Ang kailangan natin ngayon ay pagkain hindi sayaw na Cha-cha. Yung walang hanap-buhay ang malaking problema ng bansa ngayon. Kaya dapat i-lockdown na ang Cha-cha na ito dahil masyadong divisive,” Drilon said in a radio interview Sunday.

Drilon believes that the real motive behind fresh attempts to revive Cha-cha is to postpone the 2022 national and local elections and remove politicians’ term limit.

Ako ay may tiwala sa ating kasamahan na makikita nila na hindi para sa kapakanan ng bayan itoHaharangin ito sa Senado,” Drilon added. “The chance of it being passed in the Senate is very small. We in the minority are ready to fight it.”

Senate President Vicente Sotto III earlier said that Cha-cha is not among the priorities of the Senate.

Drilon said the local government units should not be worried about their higher IRAs, (Internal Revenue Allocations) saying that the Executive nor Congress cannot set aside nor revise the ruling of the Supreme Court in the Mandanas case in 2019.

Last week, the Department of the Interior and Local Government (DILG) said that the League of Municipalities of the Philippines (LMP) had passed a resolution seeking the Charter amendments purportedly to institutionalize the Mandanas ruling of the Supreme Court and lift the restrictions on foreign investment.

But Drilon, also a former justice secretary, said there is no need to institutionalize the so-called Mandanas ruling as he explained that the ruling of the Supreme Court that the “just share” of local government units under the Constitution should be computed and sourced from all national taxes and not just from the national internal revenue taxes collected by the Bureau of Internal Revenue cannot be disregarded nor changed by the executive nor Congress.

“The interpretation of the Constitution by the Supreme Court cannot be repealed or revised by Congress. Under our system, the interpretation of the Supreme Court as to what the Constitution means is supreme and cannot be revised,” Drilon said.

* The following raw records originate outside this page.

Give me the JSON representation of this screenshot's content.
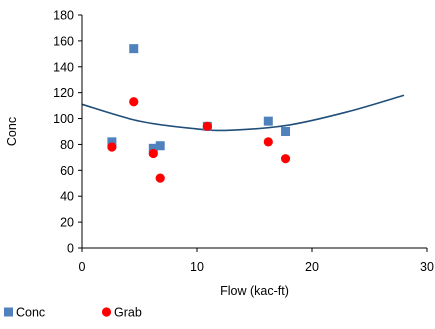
{
  "chart_data": {
    "type": "scatter",
    "xlabel": "Flow (kac-ft)",
    "ylabel": "Conc",
    "xlim": [
      0,
      30
    ],
    "ylim": [
      0,
      180
    ],
    "x_ticks": [
      "0",
      "10",
      "20",
      "30"
    ],
    "y_ticks": [
      "0",
      "20",
      "40",
      "60",
      "80",
      "100",
      "120",
      "140",
      "160",
      "180"
    ],
    "grid": false,
    "legend_position": "bottom-left",
    "series": [
      {
        "name": "Conc",
        "marker": "square",
        "color": "#4f81bd",
        "points": [
          {
            "x": 2.6,
            "y": 82
          },
          {
            "x": 4.5,
            "y": 154
          },
          {
            "x": 6.2,
            "y": 77
          },
          {
            "x": 6.8,
            "y": 79
          },
          {
            "x": 10.9,
            "y": 94
          },
          {
            "x": 16.2,
            "y": 98
          },
          {
            "x": 17.7,
            "y": 90
          }
        ]
      },
      {
        "name": "Grab",
        "marker": "circle",
        "color": "#ff0000",
        "points": [
          {
            "x": 2.6,
            "y": 78
          },
          {
            "x": 4.5,
            "y": 113
          },
          {
            "x": 6.2,
            "y": 73
          },
          {
            "x": 6.8,
            "y": 54
          },
          {
            "x": 10.9,
            "y": 94
          },
          {
            "x": 16.2,
            "y": 82
          },
          {
            "x": 17.7,
            "y": 69
          }
        ]
      }
    ],
    "trendline": {
      "type": "curve",
      "color": "#1f4e79",
      "points": [
        {
          "x": 0,
          "y": 111
        },
        {
          "x": 5,
          "y": 98
        },
        {
          "x": 10,
          "y": 92
        },
        {
          "x": 13,
          "y": 91
        },
        {
          "x": 18,
          "y": 95
        },
        {
          "x": 23,
          "y": 105
        },
        {
          "x": 28,
          "y": 118
        }
      ]
    }
  }
}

“When the Supreme Court ruled that the ‘just share’ of the LGUs under the Constitutions means all taxes collected by the state, then the higher IRAs for LGUs must be implemented and Congress nor the executive cannot disregard it. Therefore, there is no need for institutionalization of the decision, because it is already institutionalized,” he stressed.

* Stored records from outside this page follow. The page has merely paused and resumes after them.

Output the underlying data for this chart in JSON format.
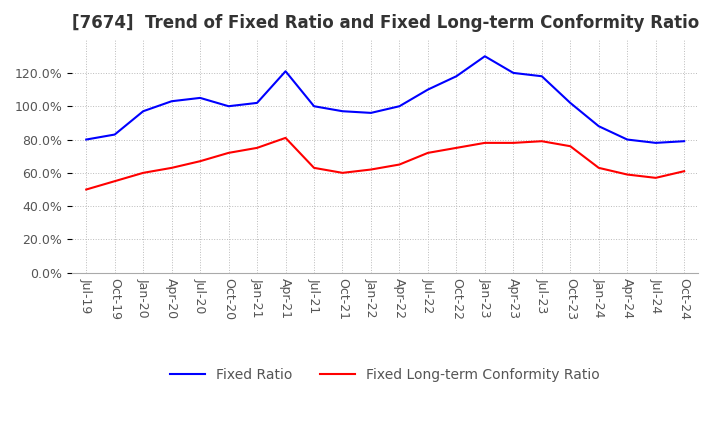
{
  "title": "[7674]  Trend of Fixed Ratio and Fixed Long-term Conformity Ratio",
  "x_labels": [
    "Jul-19",
    "Oct-19",
    "Jan-20",
    "Apr-20",
    "Jul-20",
    "Oct-20",
    "Jan-21",
    "Apr-21",
    "Jul-21",
    "Oct-21",
    "Jan-22",
    "Apr-22",
    "Jul-22",
    "Oct-22",
    "Jan-23",
    "Apr-23",
    "Jul-23",
    "Oct-23",
    "Jan-24",
    "Apr-24",
    "Jul-24",
    "Oct-24"
  ],
  "fixed_ratio": [
    80.0,
    83.0,
    97.0,
    103.0,
    105.0,
    100.0,
    102.0,
    121.0,
    100.0,
    97.0,
    96.0,
    100.0,
    110.0,
    118.0,
    130.0,
    120.0,
    118.0,
    102.0,
    88.0,
    80.0,
    78.0,
    79.0
  ],
  "fixed_lt_ratio": [
    50.0,
    55.0,
    60.0,
    63.0,
    67.0,
    72.0,
    75.0,
    81.0,
    63.0,
    60.0,
    62.0,
    65.0,
    72.0,
    75.0,
    78.0,
    78.0,
    79.0,
    76.0,
    63.0,
    59.0,
    57.0,
    61.0
  ],
  "fixed_ratio_color": "#0000FF",
  "fixed_lt_ratio_color": "#FF0000",
  "ylim": [
    0,
    140
  ],
  "yticks": [
    0,
    20,
    40,
    60,
    80,
    100,
    120
  ],
  "background_color": "#FFFFFF",
  "grid_color": "#BBBBBB",
  "title_fontsize": 12,
  "legend_fontsize": 10,
  "tick_fontsize": 9
}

Yung sinasabing pag-i-instutionalize ay rason lamang iyan na ginagamit dahilan sa kahit hindi natin institutionalize iyan, iyan ay institutionalized na dahilan sa decision ng Korte Suprema,” he added.

Pursuant to the ruling of the Supreme Court, the higher IRA for LGUs is set to take effect three years after the promulgation of the decision. The Department of Budget and Management in news reports said the higher IRA for LGUs will take effect in 2022, Drilon noted.

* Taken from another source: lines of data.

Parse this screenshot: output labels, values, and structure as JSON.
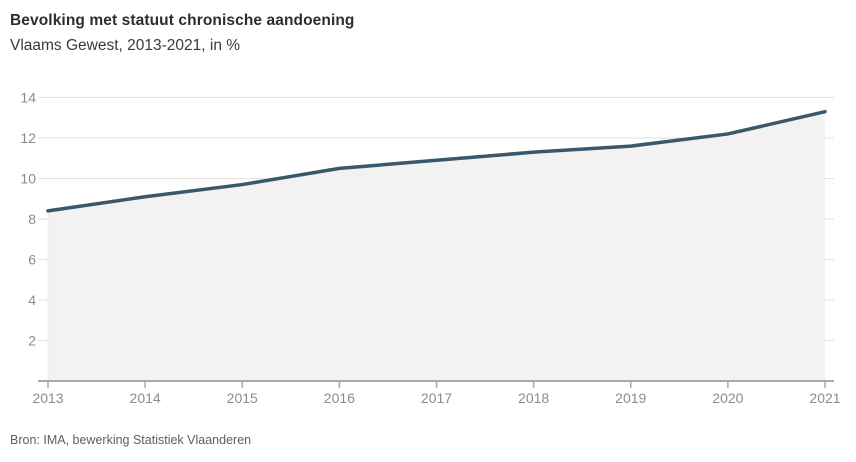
{
  "header": {
    "title": "Bevolking met statuut chronische aandoening",
    "subtitle": "Vlaams Gewest, 2013-2021, in %"
  },
  "footer": {
    "source": "Bron: IMA, bewerking Statistiek Vlaanderen"
  },
  "chart_data": {
    "type": "area",
    "title": "Bevolking met statuut chronische aandoening",
    "subtitle": "Vlaams Gewest, 2013-2021, in %",
    "x": [
      2013,
      2014,
      2015,
      2016,
      2017,
      2018,
      2019,
      2020,
      2021
    ],
    "series": [
      {
        "name": "Bevolking met statuut chronische aandoening (%)",
        "values": [
          8.4,
          9.1,
          9.7,
          10.5,
          10.9,
          11.3,
          11.6,
          12.2,
          13.3
        ]
      }
    ],
    "xlabel": "",
    "ylabel": "",
    "unit": "%",
    "ylim": [
      0,
      14
    ],
    "yticks": [
      2,
      4,
      6,
      8,
      10,
      12,
      14
    ],
    "grid": true,
    "legend": false,
    "colors": {
      "line": "#39586c",
      "area_fill": "#f2f2f2",
      "grid": "#e2e2e2",
      "axis": "#a9a9a9",
      "tick_label": "#8c8c8c",
      "start_guide": "#d8d8d8"
    }
  }
}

The minority leader also said that the objective of removing restrictions on foreign investment, something that he supports, could be achieved by way of legislation.

He cited, for instance, the various economic laws in the past Congresses, including the Cabotage Law that allows entry of foreign cargo vessels to call at multiple ports and Republic Act 10641 that allowed the full entry of foreign banks in the country. In the 18thCongress, he has authored twin economic bills: the amendments to the Public Service Law and the Retail Trade Liberalization Act.

“Huwag na po tayong sumayaw ng Cha-cha. It can be done through legislation and we will do it in the Senate,”Drilon said.